Aspen extends face mask law through mid-June
Aspen City Council on Tuesday extended its mandatory face covering public health order to June 17 in an effort to slow the spread of COVID-19 in the community as restaurants and lodges are opening at limited capacity this week.
Council first passed the mask law on April 27, which was effective for 30 days and was set to expire Wednesday.
“I want the public to know that these are not decisions that we take lightly,” Mayor Torre said. “We understand about individual choice and this is a choice for the health of the community and this council supports that as priority No. 1.”
Council members said during their regular meeting Tuesday that wearing facial coverings is key to sending a message that Aspen is a safe place to be as it reopens the tourism economy.
Councilwoman Rachel Richards said wearing facial coverings has become politicized on a national level, and there is a dystopia of information and direction that has left a lot of people confused.
Aspen is signaling to its residents and its guests that wearing a face mask or covering is one key part to Pitkin County’s public health order that specifically asks people to commit to five elements of containing the virus, which is spread through people’s mouths and droplets lingering in the air.
“I think we need to be very straightforward and firm that this is the best way to contain this, this is the best way to open safely, this is the best way to regain our economy and our jobs,” Richards said. “It’s not too much to ask.”
She added that if Aspen and the county want to be known as the “gold standard” of COVID-19 safety, then they have to talk the talk and walk the walk — with masks on.
“How do we make citizens’ participation and visitors’ participation that you are part of upholding the gold standard, you are what make us safe and we are all on the same team?” Richards asked rhetorically. “If I’m inviting guests to come to our community and telling them it’s safe to be here please participate as we do in keeping each other safe.
“I think wearing a face covering and a mask is a big part of that.”
The council amended its resolution mandating face coverings to mirror the county’s public health order, which is that they must be worn outdoors if a person cannot maintain more than a 6-foot distance from someone not part of their household for 10 minutes or longer.
Facial coverings must be worn inside all buildings that are open to the public, according to the city and county’s public health orders.
The amended resolution also reflects the county’s rule in that when a person enters a restaurant he or she must wear a face covering, but once seated at a table they do not.
Council chose June 17 as the expiration date of the public health order knowing that the state’s facial covering guidance ends June 14. Council is scheduled to meet June 16 and can extend its order then, or let it expire the following day.
Aspen was the second municipality behind Glenwood Springs to put a face covering public health order into effect last month.
Within weeks, Carbondale, Basalt and Snowmass Village followed suit.
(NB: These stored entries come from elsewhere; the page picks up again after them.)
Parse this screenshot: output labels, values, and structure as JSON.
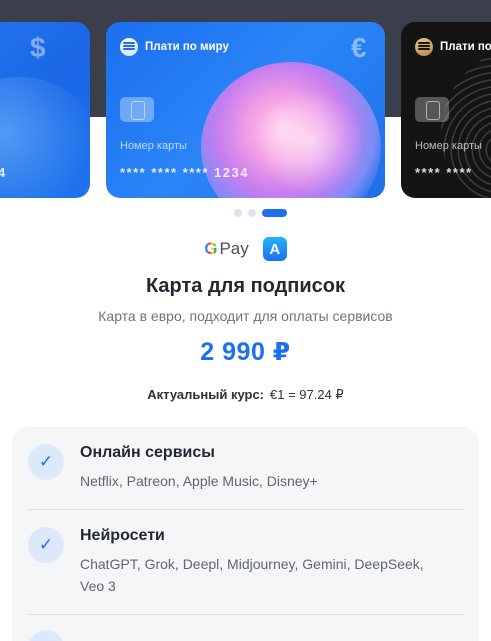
{
  "cards": {
    "left": {
      "currency": "$",
      "number_tail": "4"
    },
    "center": {
      "brand": "Плати по миру",
      "currency": "€",
      "number_label": "Номер карты",
      "number": "****  ****  ****  1234"
    },
    "right": {
      "brand": "Плати по ми",
      "number_label": "Номер карты",
      "number": "****  ****"
    }
  },
  "carousel": {
    "pages": 3,
    "active_index": 2
  },
  "payments": {
    "gpay_g": "G",
    "gpay_text": "Pay",
    "appstore_glyph": "A"
  },
  "product": {
    "title": "Карта для подписок",
    "subtitle": "Карта в евро, подходит для оплаты сервисов",
    "price": "2 990 ₽",
    "rate_label": "Актуальный курс:",
    "rate_value": "€1 = 97.24 ₽"
  },
  "features": [
    {
      "title": "Онлайн сервисы",
      "desc": "Netflix, Patreon, Apple Music, Disney+"
    },
    {
      "title": "Нейросети",
      "desc": "ChatGPT, Grok, Deepl, Midjourney, Gemini, DeepSeek, Veo 3"
    }
  ],
  "colors": {
    "accent": "#1d6ff0",
    "dark_band": "#3b3f4c"
  },
  "icons": {
    "check": "check-icon",
    "appstore": "appstore-icon"
  }
}
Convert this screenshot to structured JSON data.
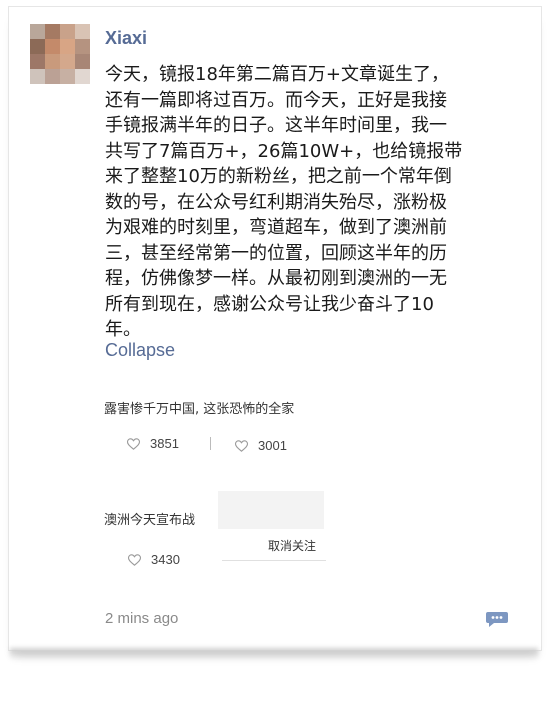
{
  "post": {
    "username": "Xiaxi",
    "text": "今天，镜报18年第二篇百万+文章诞生了，还有一篇即将过百万。而今天，正好是我接手镜报满半年的日子。这半年时间里，我一共写了7篇百万+，26篇10W+，也给镜报带来了整整10万的新粉丝，把之前一个常年倒数的号，在公众号红利期消失殆尽，涨粉极为艰难的时刻里，弯道超车，做到了澳洲前三，甚至经常第一的位置，回顾这半年的历程，仿佛像梦一样。从最初刚到澳洲的一无所有到现在，感谢公众号让我少奋斗了10年。",
    "lines": [
      "今天，镜报18年第二篇百万+文章诞生了，",
      "还有一篇即将过百万。而今天，正好是我接",
      "手镜报满半年的日子。这半年时间里，我一",
      "共写了7篇百万+，26篇10W+，也给镜报带",
      "来了整整10万的新粉丝，把之前一个常年倒",
      "数的号，在公众号红利期消失殆尽，涨粉极",
      "为艰难的时刻里，弯道超车，做到了澳洲前",
      "三，甚至经常第一的位置，回顾这半年的历",
      "程，仿佛像梦一样。从最初刚到澳洲的一无",
      "所有到现在，感谢公众号让我少奋斗了10",
      "年。"
    ],
    "collapse_label": "Collapse",
    "timestamp": "2 mins ago"
  },
  "embeds": [
    {
      "title": "露害惨千万中国, 这张恐怖的全家",
      "likes": [
        "3851",
        "3001"
      ]
    },
    {
      "title": "澳洲今天宣布战",
      "likes": [
        "3430"
      ],
      "unfollow": "取消关注"
    }
  ],
  "colors": {
    "link": "#566b95",
    "text": "#1a1a1a",
    "muted": "#8a8a8a",
    "comment_icon": "#7d97c1"
  },
  "icons": {
    "avatar": "pixelated-avatar",
    "like": "heart-outline-icon",
    "comment": "comment-bubble-icon"
  }
}
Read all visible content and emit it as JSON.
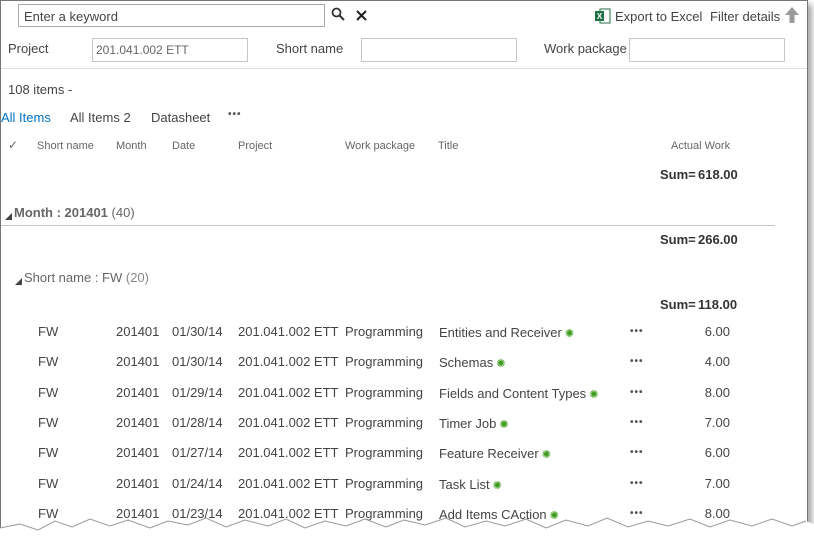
{
  "search": {
    "placeholder": "Enter a keyword",
    "search_icon": "magnifier",
    "clear_icon": "x"
  },
  "toolbar": {
    "export_label": "Export to Excel",
    "filter_label": "Filter details"
  },
  "filters": {
    "project_label": "Project",
    "project_value": "201.041.002 ETT",
    "shortname_label": "Short name",
    "shortname_value": "",
    "workpackage_label": "Work package",
    "workpackage_value": ""
  },
  "item_count": "108 items -",
  "views": [
    {
      "label": "All Items",
      "active": true
    },
    {
      "label": "All Items 2",
      "active": false
    },
    {
      "label": "Datasheet",
      "active": false
    }
  ],
  "more_label": "•••",
  "columns": {
    "check": "✓",
    "shortname": "Short name",
    "month": "Month",
    "date": "Date",
    "project": "Project",
    "workpackage": "Work package",
    "title": "Title",
    "actual": "Actual Work"
  },
  "sums": {
    "label": "Sum=",
    "total": "618.00",
    "month": "266.00",
    "shortname": "118.00"
  },
  "group_month": {
    "label": "Month : 201401",
    "count": "(40)"
  },
  "group_shortname": {
    "label": "Short name : FW",
    "count": "(20)"
  },
  "new_icon_glyph": "✺",
  "rows": [
    {
      "shortname": "FW",
      "month": "201401",
      "date": "01/30/14",
      "project": "201.041.002 ETT",
      "workpackage": "Programming",
      "title": "Entities and Receiver",
      "actual": "6.00"
    },
    {
      "shortname": "FW",
      "month": "201401",
      "date": "01/30/14",
      "project": "201.041.002 ETT",
      "workpackage": "Programming",
      "title": "Schemas",
      "actual": "4.00"
    },
    {
      "shortname": "FW",
      "month": "201401",
      "date": "01/29/14",
      "project": "201.041.002 ETT",
      "workpackage": "Programming",
      "title": "Fields and Content Types",
      "actual": "8.00"
    },
    {
      "shortname": "FW",
      "month": "201401",
      "date": "01/28/14",
      "project": "201.041.002 ETT",
      "workpackage": "Programming",
      "title": "Timer Job",
      "actual": "7.00"
    },
    {
      "shortname": "FW",
      "month": "201401",
      "date": "01/27/14",
      "project": "201.041.002 ETT",
      "workpackage": "Programming",
      "title": "Feature Receiver",
      "actual": "6.00"
    },
    {
      "shortname": "FW",
      "month": "201401",
      "date": "01/24/14",
      "project": "201.041.002 ETT",
      "workpackage": "Programming",
      "title": "Task List",
      "actual": "7.00"
    },
    {
      "shortname": "FW",
      "month": "201401",
      "date": "01/23/14",
      "project": "201.041.002 ETT",
      "workpackage": "Programming",
      "title": "Add Items CAction",
      "actual": "8.00"
    }
  ],
  "colors": {
    "accent": "#0072c6",
    "new_marker": "#3a9a1b",
    "excel": "#1f7244"
  }
}
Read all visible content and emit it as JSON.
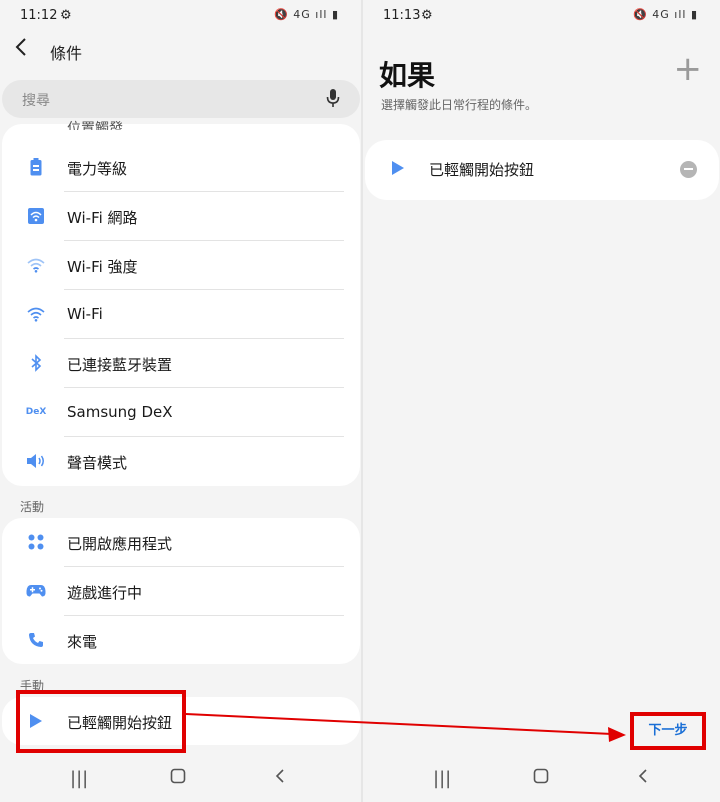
{
  "left": {
    "status": {
      "time": "11:12",
      "icons": "🔇 4G ıll ▮"
    },
    "header": {
      "title": "條件"
    },
    "search": {
      "placeholder": "搜尋"
    },
    "partial_item": "位置觸發",
    "items": [
      {
        "label": "電力等級",
        "icon": "battery-icon"
      },
      {
        "label": "Wi-Fi 網路",
        "icon": "wifi-network-icon"
      },
      {
        "label": "Wi-Fi 強度",
        "icon": "wifi-strength-icon"
      },
      {
        "label": "Wi-Fi",
        "icon": "wifi-icon"
      },
      {
        "label": "已連接藍牙裝置",
        "icon": "bluetooth-icon"
      },
      {
        "label": "Samsung DeX",
        "icon": "dex-icon"
      },
      {
        "label": "聲音模式",
        "icon": "volume-icon"
      }
    ],
    "sections": {
      "activity": "活動",
      "manual": "手動"
    },
    "activity_items": [
      {
        "label": "已開啟應用程式",
        "icon": "apps-icon"
      },
      {
        "label": "遊戲進行中",
        "icon": "gamepad-icon"
      },
      {
        "label": "來電",
        "icon": "phone-icon"
      }
    ],
    "manual_items": [
      {
        "label": "已輕觸開始按鈕",
        "icon": "play-icon"
      }
    ],
    "dex_text": "DeX"
  },
  "right": {
    "status": {
      "time": "11:13",
      "icons": "🔇 4G ıll ▮"
    },
    "title": "如果",
    "subtitle": "選擇觸發此日常行程的條件。",
    "condition": {
      "label": "已輕觸開始按鈕"
    },
    "next_label": "下一步"
  },
  "colors": {
    "accent": "#4f8ff0",
    "highlight": "#e00000",
    "link": "#1a6fd6"
  }
}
The Basalt Town Council on Tuesday extended its requirement that people wear face coverings while in indoor spaces of businesses that are accessible to the public. It will review the requirement again June 23.
At the same time the city of Aspen passed the face covering law in April, the municipal government started a mask-producing effort.
Since then, the city has spent roughly $26,500 for personal protective equipment of 10,000 disposable masks, plus 2,000 buffs.
The city is approaching enforcement through education and warnings. If further enforcement is needed, a fine structure is in place.
Not wearing a face covering is subject to a $50 fine for the first offense, $250 for the second and a mandatory court appearance for any subsequent offense and a fine of as much as $2,650.
The Centers for Disease Control and Prevention recommends that masks should fit snugly against the side of the face, are secured with ties or ear loops, and include multiple layers of fabric.
The city’s new law includes ski buffs, which are similar to neck gaiters.